Ça se passe souvent comme ça.
Le dimanche, c'est le jour où Dieu lui-même a décidé qu'on devait glander...ce qui implique de tirer des grasses matinées presque aussitôt suivies de siestes, au mieux entrecoupées d'intervalles passés devant les documentaires de Planète avec un niveau d'activité cérébrale proche de zéro.
Après tout ce repos, en fin de dimanche, en presque lundi, on ne dort pas. Je ne dors pas en tous cas. Alors je m'offre la nuit.

Dans ces moments, me revient invariablement le même air, entendu maintes fois durant ces après-midis où je squattais les disques de mon oncle (mon maître à vie en matière de mélomanie), cet obsessionnel de Bashung :
On m'a vu dans le Vercors...Sauter à l'élastique...Voleur d'amphores...Au fond des criques
Je peux l'écouter en boucle, on dirait que je n'entends rien d'autre que "nuit"

La nuit je mens, je prends des trains à travers la plaine...La nuit je mens, je m'en lave les mains.

J'ai dans les bottes des montagnes de questions où subsiste encore ton écho

Car dans ces nuits qui arrivent sans prévenir et où on ne trouve pas le sommeil, c'est vrai qu'on prend des trains, à travers de vastes plaines. Celles de notre imaginaire, de notre mémoire, de notre mental.

La nuit est perçue par beaucoup comme le siège des tréfonds, de l'obscurité qui éveille la peur, des mythes qu'on croirait inventés rien que pour faire peur aux enfants et leur fournir un semblant de bien-fondé sur pourquoi ils doivent aller dormir. On parle de la mort comme la nuit de la vie, aussi.
Pourtant, la nuit n'est qu'un passage, entre la fin d'une chose et le début de la suivante. Elle est un moment de grand calme, où la vie se ressource, où l'esprit le peut aussi. C'est un spectacle enivrant, de palper la fin du jour, de pratiquer la nuit et d'assister au redémarrage du lendemain. Ne pas avoir dormi pendant ce temps, sans que ce soit pour cause de beuverie aggravée, me donne à chaque fois l'impression de renaître.

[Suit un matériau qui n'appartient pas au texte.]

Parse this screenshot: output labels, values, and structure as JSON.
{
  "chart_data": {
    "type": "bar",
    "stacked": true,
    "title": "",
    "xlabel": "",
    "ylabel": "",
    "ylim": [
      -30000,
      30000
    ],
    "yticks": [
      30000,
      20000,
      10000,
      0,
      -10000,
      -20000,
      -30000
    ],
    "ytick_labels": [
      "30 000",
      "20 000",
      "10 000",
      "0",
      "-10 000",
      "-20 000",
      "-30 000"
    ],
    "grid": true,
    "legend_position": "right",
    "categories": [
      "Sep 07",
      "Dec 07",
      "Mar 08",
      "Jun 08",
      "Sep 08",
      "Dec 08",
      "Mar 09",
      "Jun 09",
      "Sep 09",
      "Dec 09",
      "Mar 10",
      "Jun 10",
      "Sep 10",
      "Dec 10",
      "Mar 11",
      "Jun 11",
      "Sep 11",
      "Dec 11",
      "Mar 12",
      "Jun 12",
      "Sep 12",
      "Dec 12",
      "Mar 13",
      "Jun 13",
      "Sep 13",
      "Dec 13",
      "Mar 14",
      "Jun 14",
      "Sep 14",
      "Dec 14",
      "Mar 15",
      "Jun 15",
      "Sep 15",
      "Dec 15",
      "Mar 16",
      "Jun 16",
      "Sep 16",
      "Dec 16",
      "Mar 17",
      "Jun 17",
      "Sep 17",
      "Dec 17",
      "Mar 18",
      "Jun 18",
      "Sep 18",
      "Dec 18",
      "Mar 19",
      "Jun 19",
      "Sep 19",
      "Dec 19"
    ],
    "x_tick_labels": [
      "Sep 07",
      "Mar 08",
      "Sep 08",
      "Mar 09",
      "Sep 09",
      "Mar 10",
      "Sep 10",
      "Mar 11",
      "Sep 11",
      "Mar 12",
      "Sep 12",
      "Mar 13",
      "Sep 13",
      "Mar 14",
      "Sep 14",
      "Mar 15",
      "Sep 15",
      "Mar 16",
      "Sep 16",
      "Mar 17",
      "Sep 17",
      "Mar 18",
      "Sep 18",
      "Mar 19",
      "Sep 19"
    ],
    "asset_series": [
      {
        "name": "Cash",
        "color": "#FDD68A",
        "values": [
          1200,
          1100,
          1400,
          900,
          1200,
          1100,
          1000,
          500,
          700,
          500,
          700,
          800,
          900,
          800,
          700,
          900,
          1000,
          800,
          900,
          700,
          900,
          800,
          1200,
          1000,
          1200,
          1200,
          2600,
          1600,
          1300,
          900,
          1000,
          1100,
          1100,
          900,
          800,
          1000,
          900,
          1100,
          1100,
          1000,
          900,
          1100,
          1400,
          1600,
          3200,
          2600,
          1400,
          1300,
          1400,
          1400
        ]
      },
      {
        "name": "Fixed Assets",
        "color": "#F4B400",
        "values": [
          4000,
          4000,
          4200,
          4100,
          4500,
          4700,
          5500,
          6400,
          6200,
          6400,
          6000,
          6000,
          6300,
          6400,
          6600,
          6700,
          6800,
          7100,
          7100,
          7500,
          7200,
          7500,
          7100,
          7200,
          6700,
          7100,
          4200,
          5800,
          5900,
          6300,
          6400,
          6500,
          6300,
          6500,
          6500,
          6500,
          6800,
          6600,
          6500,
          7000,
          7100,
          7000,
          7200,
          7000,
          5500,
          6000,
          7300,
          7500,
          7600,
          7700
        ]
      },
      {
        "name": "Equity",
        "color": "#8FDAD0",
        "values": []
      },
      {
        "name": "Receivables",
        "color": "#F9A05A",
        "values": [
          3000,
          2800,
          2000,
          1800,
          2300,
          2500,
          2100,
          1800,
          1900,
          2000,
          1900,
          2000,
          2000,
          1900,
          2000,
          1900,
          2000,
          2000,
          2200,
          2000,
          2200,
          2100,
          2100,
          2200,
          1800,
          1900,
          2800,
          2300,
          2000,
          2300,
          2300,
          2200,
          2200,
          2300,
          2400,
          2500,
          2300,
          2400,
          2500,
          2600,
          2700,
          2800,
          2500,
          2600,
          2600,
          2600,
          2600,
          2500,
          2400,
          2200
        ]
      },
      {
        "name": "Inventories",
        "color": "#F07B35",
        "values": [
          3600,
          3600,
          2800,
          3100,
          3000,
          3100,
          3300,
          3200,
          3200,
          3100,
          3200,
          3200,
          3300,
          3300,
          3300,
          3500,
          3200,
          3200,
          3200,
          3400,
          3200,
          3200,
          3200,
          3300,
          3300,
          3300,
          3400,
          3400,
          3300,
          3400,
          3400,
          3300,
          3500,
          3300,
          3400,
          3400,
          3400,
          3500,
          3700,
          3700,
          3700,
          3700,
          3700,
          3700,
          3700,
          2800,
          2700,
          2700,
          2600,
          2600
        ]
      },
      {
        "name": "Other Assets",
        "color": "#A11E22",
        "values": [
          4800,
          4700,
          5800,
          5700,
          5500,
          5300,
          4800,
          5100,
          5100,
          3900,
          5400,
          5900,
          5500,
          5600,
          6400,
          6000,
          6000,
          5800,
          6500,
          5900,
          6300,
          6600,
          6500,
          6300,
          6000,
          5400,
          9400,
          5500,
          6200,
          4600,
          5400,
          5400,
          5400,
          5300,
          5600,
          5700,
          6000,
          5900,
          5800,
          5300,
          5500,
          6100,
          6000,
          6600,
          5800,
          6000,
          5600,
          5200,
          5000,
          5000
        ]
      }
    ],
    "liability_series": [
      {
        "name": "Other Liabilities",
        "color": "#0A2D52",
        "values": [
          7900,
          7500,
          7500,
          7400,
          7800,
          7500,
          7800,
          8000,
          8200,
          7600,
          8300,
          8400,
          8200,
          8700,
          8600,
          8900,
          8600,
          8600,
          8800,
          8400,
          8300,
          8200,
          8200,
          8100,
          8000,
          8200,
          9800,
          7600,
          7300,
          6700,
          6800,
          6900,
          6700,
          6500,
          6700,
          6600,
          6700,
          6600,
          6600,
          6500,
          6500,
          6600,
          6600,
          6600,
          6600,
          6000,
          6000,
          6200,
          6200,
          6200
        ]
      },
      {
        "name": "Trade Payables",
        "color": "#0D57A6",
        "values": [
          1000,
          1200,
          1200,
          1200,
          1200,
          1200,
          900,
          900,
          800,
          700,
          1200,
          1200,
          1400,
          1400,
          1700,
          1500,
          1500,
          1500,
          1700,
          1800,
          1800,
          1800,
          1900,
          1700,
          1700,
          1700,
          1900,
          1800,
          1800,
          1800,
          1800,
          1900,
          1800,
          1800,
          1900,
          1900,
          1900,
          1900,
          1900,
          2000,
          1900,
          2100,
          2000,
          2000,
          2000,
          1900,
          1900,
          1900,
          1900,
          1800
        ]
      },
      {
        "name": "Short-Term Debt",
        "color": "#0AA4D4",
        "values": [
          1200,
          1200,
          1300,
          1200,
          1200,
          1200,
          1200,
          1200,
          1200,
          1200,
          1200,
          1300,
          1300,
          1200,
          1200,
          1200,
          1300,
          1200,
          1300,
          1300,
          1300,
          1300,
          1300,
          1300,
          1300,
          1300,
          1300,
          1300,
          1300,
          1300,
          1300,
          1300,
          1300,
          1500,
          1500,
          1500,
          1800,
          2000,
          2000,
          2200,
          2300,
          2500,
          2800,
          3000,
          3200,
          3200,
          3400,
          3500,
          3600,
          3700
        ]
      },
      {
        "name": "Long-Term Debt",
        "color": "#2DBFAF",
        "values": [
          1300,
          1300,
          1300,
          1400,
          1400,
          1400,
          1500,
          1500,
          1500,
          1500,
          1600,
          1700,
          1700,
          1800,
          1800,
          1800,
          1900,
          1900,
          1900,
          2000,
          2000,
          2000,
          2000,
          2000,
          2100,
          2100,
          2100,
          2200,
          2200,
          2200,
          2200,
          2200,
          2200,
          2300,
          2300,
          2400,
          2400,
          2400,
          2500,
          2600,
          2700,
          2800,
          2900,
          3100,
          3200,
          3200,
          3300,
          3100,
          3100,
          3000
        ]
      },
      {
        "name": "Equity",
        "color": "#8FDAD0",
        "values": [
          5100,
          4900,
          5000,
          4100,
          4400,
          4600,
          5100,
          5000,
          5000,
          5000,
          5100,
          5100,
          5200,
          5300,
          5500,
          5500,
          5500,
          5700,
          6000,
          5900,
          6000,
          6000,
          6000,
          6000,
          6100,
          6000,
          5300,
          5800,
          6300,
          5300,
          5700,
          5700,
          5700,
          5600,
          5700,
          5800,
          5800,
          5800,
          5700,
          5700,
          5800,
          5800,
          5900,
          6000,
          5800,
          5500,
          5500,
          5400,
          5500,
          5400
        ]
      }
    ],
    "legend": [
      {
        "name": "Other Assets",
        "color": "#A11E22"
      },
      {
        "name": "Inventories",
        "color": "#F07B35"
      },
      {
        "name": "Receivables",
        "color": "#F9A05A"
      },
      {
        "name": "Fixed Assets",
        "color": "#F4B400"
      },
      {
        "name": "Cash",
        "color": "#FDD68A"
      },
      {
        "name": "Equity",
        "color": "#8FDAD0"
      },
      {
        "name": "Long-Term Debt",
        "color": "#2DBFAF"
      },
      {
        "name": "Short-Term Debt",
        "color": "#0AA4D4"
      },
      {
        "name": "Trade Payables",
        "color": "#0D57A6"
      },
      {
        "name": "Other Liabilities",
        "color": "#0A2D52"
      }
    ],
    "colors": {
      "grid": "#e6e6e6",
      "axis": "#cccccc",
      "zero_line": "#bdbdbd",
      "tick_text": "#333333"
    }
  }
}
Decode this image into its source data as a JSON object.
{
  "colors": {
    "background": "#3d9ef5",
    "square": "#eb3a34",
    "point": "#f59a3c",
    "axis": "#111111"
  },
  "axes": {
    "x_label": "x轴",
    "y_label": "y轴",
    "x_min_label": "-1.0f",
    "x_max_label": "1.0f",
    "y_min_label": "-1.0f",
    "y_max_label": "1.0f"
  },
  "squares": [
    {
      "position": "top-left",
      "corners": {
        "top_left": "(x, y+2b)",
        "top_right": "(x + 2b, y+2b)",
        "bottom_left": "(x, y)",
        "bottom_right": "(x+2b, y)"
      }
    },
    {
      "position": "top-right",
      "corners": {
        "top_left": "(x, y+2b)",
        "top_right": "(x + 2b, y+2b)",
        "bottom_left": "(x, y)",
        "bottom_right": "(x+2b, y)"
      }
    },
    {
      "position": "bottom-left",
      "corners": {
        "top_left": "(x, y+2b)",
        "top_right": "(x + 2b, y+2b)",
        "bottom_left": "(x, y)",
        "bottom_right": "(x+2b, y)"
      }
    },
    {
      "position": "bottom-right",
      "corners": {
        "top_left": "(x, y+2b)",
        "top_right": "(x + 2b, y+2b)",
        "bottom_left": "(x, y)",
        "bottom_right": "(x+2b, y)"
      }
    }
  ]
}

Car durant ces nuits sans sommeil, on laisse son corps se fatiguer doucement, on palpe la douceur de ces heures drapées de silence. On enlève ses bottes, on en sors ses montagnes de questions, on écoute son propre écho. On relit sa propre mémoire et alors les pensées se libèrent. Parfois, on est contemplatif : on se contente de lectures ou de cinéma ou de docus, le tout à coup de verres de lait (le lait bu la nuit a forcément des vertus sur la santé, c'est obligé...). Parfois, on est perdu : comme les fois posée sur le balcon, un coup les yeux ouverts, un coup les yeux clos, en pleine promenade dans ma tête. Parfois, on est productif : nombre de gens écrivent ou composent leurs symphonies en pleine nuit, grâce à la nuit.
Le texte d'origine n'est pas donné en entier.